When my car was operational a few weeks ago, I gave my buddy a ride to and from the airport when he went to Colorado to visit family. His return flight landed at midnight and after I collected him, we met a third buddy out for beers to catch up on adventures. Traveling buddy was kind enough to pick up my modest tab, and not because I whined about being poor, but because dealing with the Tampa airport twice in one week without getting to leave Tampa sucks. He also brought me back a shirt from the Colorado dinosaur museum and it has five dinosaurs on it and it is way better than any Forever21 dress. He found it for me at a thrift store and it is my newest and quite possibly favorite article of clothing in the history of clothes I’ve worn.

I’ve started a new tradition known to those who attend it as Family Dinner. It’s so badass and important that we capitalize Family Dinner via text and tweets. Aside from my brother, no one who attends is actually related to me, but they are the kind of family that stumbled into my life some way or another and if they were to leave now I’d be very upset. Everyone brings something to the table, literally. A bunch of social misfits and odd characters show up with pasta and various sauces and garlic toast and drinks. And it’s awesome. The crowd varies week to week, and we keep adding new people but that’s okay because pasta isn’t very expensive and I don’t buy it anyway. I make the meatballs. It happens most Wednesdays and afterwards we go to the Pegasus Lounge for Porneoke. It’s karaoke with a giant screen onstage playing (really awful) porn. The singers in the Family sing everything from Frank Sinatra to Beyonce. And the guy who sings “Single Ladies” also does the dance from the video.

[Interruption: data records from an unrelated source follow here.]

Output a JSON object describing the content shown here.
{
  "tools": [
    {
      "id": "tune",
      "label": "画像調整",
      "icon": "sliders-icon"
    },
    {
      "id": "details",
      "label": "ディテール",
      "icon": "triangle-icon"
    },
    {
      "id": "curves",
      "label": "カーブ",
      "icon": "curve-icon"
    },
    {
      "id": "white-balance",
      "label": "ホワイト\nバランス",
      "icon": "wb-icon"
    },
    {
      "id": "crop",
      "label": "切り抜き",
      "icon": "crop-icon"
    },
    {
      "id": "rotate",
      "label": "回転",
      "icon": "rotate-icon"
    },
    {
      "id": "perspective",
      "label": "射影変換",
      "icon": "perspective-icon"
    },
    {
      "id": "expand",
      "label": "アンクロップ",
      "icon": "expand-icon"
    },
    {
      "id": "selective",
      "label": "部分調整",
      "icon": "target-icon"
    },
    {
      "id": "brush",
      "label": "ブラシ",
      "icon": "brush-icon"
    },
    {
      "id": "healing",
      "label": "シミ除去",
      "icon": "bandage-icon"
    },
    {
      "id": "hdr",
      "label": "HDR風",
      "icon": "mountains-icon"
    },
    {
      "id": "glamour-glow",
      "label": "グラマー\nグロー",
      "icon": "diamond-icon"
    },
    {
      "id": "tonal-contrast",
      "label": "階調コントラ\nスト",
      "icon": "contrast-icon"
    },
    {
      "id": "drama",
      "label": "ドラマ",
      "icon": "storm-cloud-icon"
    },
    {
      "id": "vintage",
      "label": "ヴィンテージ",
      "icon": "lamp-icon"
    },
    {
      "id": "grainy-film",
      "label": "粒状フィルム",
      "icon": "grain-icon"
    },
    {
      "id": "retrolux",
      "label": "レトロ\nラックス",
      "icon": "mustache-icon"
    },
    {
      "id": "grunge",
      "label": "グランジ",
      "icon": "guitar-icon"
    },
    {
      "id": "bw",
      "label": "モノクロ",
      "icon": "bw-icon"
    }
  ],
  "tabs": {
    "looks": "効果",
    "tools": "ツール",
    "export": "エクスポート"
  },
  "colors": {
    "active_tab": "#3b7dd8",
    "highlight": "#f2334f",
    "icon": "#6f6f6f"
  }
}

It’s a wholesome family activity, and I dare you to have more fun.

I signed up for NaNoWriMo, which has me paralyzed with writing anxiety, but I have an awesome FiancĂ© who bought me a desk and a chair so I would have a legitimate place to write during this arduous challenge. I think he felt sad for me when he watched me sit on my bed Native American style (I’m assuming we can’t say “Indian style” anymore) with my laptop sitting on top of an overturned laundry basket. The desk is nice and the chair is awesome (it has a ‘mod’ pattern that looks like the 70s threw up on it) but I’m more taken by the fact that he believed in me enough to encourage my endeavors. Or he loved me enough to shut me up about not having a desk and not being able to use the kitchen table because the refrigerator is so loud. Fuck you, Whirlpool.

I’m sure you’ve guessed, through my heartwarming tales of life being rich even though I’m not, is that money doesn’t buy happiness and even though I’m woefully destitute, I’m still wonderfully in love with my existence.

You would be wrong. I have cool dinosaur shirts and Family Dinner and karaoke (now with porn!) and usually someone buys me a shot there and I am currently typing at my fancy desk. These things are free for me, but they cost someone else money. And all the shit I legitimately need? That’s still expensive.

My point is that my friends are better than yours. And luckily for me, they aren’t as broke as I am right now.


Jeff Hickmott said...

Brilliant stuff! Good to share the ether with you, Keri!